Amplification of short regions of the polymerase gene, (the most strongly conserved part of the coronavirus genome) by reverse transcriptase polymerase chain reaction (RT-PCR) and nucleotide sequencing revealed that the SARS virus is a novel coronavirus which has not previously been present in human populations. This conclusion is confirmed by serological (antigenic) investigations. We now know the complete ~29,700 nucleotide sequence of many isolates of the SARS virus. The sequence appears to be typical of coronaviruses, with no obviously unusual features, although there are some differences in the make up of the non-structural proteins which are unusual.
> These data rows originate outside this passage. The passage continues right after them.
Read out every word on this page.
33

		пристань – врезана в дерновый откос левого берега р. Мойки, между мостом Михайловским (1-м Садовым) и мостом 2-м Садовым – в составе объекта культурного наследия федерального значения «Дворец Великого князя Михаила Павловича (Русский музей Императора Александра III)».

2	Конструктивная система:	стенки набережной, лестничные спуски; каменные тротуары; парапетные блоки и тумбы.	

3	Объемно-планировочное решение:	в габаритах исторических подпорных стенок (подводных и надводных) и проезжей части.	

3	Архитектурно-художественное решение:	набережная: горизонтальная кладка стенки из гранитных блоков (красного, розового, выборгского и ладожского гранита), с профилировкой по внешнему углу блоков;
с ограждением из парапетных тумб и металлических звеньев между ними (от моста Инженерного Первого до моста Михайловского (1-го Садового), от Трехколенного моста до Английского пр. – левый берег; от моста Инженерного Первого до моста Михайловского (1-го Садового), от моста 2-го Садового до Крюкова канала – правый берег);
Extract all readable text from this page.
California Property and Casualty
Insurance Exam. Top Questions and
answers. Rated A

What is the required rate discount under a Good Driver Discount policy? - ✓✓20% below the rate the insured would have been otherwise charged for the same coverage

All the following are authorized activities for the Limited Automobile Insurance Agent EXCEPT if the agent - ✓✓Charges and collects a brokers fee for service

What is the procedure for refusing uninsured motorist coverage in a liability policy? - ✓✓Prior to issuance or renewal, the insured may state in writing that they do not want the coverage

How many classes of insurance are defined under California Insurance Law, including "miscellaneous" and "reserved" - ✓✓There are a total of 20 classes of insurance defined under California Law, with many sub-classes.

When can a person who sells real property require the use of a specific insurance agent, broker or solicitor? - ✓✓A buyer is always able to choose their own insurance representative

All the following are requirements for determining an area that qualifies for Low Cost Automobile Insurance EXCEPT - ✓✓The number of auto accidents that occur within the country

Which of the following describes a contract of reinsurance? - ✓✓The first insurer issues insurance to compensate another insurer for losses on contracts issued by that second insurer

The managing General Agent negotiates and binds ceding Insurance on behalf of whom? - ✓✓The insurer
There is currently no general agreement that antiviral drugs have been shown to be consistently successful in treating SARS or any coronavirus infection, nor any vaccine against SARS. However, new drugs targeted specifically against this virus are under development.

Coronaviruses with 99% sequence similarity to the surface spike protein of human SARS isolates have been isolated in Guangdong, China, from apparently healthy masked palm civets (Paguma larvata), a cat-like mammal closely related to the mongoose. The unlucky palm civet is regarded as a delicacy in Guangdong and it is believed that humans became infected as they raised and slaughtered the animals rather than by consumption of infected meat.

Might SARS coronavirus recombine with other human coronaviruses to produce an even more deadly virus? Fortunately, the coronaviruses of which we are aware indicate that recombination has not occurred between viruses of different groups, only within a group, so recombination does not seem likely given the distance between the SARS virus and HCoV.

SARS, The Disease and the Virus (from The National Center for Biotechnology Information): In late 2002, an outbreak of severe, atypical pneumonia was reported in Guangdong Province of China. The disease had an extremely high mortality rate (currently up to 15-19%), and quickly expanded to over 25 countries. The World Health Organization coined it "severe acute respiratory syndrome", or SARS. In April 2003, a previously unknown coronavirus was isolated from patients and subsequently proven to be the causative agent according to Koch's postulates in experiments on monkeys. The virus has been named SARS coronavirus (SARS-CoV).

The first complete sequence of SARS coronavirus was obtained in BCCA Genome Sciences Centre, Canada, about two weeks after the virus was detected in SARS patients. It was immediately submitted to GenBank prior to publication as a raw nucleotide sequence. GenBank released the sequence to the public the same day under accession number AY274119; the NCBI Viral Genomes Group annotated the sequence also the same day and released it in the form of the Genomes RefSeq record NC_004718 at 2 am next day. As of the beginning of May of 2003, all the SARS-CoV RNA transcripts have been detected and sequenced in at least two laboratories; further experiments are underway.

The availability of the sequence data and functional dissection of the SARS-CoV genome is the first step towards developing diagnostic tests, antiviral agents, and vaccines.